@khoamisfit : I still confusing about the effected of permission mode on file. But Im think im closely to figure out why. Let me explain more :
Most of filesystem does not provide any kind of synchronization among I/O operations issued by the process on the same file, but as I remember there are system calls such as flock() are available to allow process to synchronize themselves on the entire of file or piece of it. So here is what Im trying to imagine, when you mount a file on docker host to container with mode 644, and try to append new content to it, it changed on both side, at this state, if you check stat on both side, the inode number is not change, but after that, if you use vim insert mode to modify the file on docker host, the file will not change on container, at this state if you try to compare inode again, the inode of the file on the docker host changed, but on the container, it stay the same. Then if you try to change the file permission to 664 (rw-rw-r) it synced on both. So let go back to what I describe aboved, if the file mode is 664 or group/other have permission to rw, the inode number will not change when you modify a file, and it synced to both side.
The set backupcopy=yes
will force vim to reuse existing inode number instead of create new one.
I hope you get my idea right? inode not change --> file synced | inode changed --> file not synced
This might be involved into how linux handle file and depends on per filesystem.

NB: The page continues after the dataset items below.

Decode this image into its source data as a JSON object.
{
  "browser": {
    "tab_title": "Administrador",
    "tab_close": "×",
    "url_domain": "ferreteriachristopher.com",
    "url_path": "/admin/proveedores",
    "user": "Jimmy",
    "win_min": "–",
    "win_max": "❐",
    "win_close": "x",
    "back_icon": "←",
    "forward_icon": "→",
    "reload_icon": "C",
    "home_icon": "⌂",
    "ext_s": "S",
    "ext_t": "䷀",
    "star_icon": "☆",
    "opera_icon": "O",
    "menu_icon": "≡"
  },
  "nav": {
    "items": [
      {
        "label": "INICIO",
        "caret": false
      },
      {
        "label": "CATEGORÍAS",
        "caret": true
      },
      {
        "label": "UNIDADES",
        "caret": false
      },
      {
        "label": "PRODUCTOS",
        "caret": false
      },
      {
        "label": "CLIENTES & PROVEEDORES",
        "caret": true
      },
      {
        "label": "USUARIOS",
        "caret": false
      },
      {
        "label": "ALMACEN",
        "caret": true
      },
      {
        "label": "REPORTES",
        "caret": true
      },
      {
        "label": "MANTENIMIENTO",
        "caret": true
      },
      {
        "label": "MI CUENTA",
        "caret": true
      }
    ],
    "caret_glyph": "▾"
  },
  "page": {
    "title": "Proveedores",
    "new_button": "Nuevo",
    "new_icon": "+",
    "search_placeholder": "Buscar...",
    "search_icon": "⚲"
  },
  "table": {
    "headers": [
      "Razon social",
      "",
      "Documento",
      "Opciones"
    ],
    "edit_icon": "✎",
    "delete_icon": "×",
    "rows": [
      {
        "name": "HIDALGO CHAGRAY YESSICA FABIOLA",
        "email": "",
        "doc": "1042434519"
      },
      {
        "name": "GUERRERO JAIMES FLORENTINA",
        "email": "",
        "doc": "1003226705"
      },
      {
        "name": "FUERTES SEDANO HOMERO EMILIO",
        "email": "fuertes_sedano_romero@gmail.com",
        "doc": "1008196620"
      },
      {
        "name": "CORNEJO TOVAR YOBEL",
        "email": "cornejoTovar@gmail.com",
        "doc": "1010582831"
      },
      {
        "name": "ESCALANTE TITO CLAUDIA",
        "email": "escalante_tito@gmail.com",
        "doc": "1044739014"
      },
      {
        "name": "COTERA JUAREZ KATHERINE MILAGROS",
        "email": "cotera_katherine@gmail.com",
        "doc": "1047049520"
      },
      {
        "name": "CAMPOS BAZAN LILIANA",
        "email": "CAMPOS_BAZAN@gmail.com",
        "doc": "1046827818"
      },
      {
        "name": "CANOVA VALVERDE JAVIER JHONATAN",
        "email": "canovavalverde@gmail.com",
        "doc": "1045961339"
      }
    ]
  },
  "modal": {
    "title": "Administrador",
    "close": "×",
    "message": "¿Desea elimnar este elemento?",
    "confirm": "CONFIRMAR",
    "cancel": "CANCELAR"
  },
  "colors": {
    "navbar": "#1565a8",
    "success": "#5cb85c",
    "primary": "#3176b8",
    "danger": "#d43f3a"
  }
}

When ever a process modifying a file, which will involve a system call mmap ( find out more with man mmap)
man mmap
mmap() creates a new mapping in the virtual address space of the calling process. The starting address for the new mapping is specified
in addr. The length argument specifies the length of the mapping.
If addr is NULL, then the kernel chooses the address at which to create the mapping; this is the most portable method of creating a new
mapping. If addr is not NULL, then the kernel takes it as a hint about where to place the mapping; on Linux, the mapping will be created
at a nearby page boundary. The address of the new mapping is returned as the result of the call.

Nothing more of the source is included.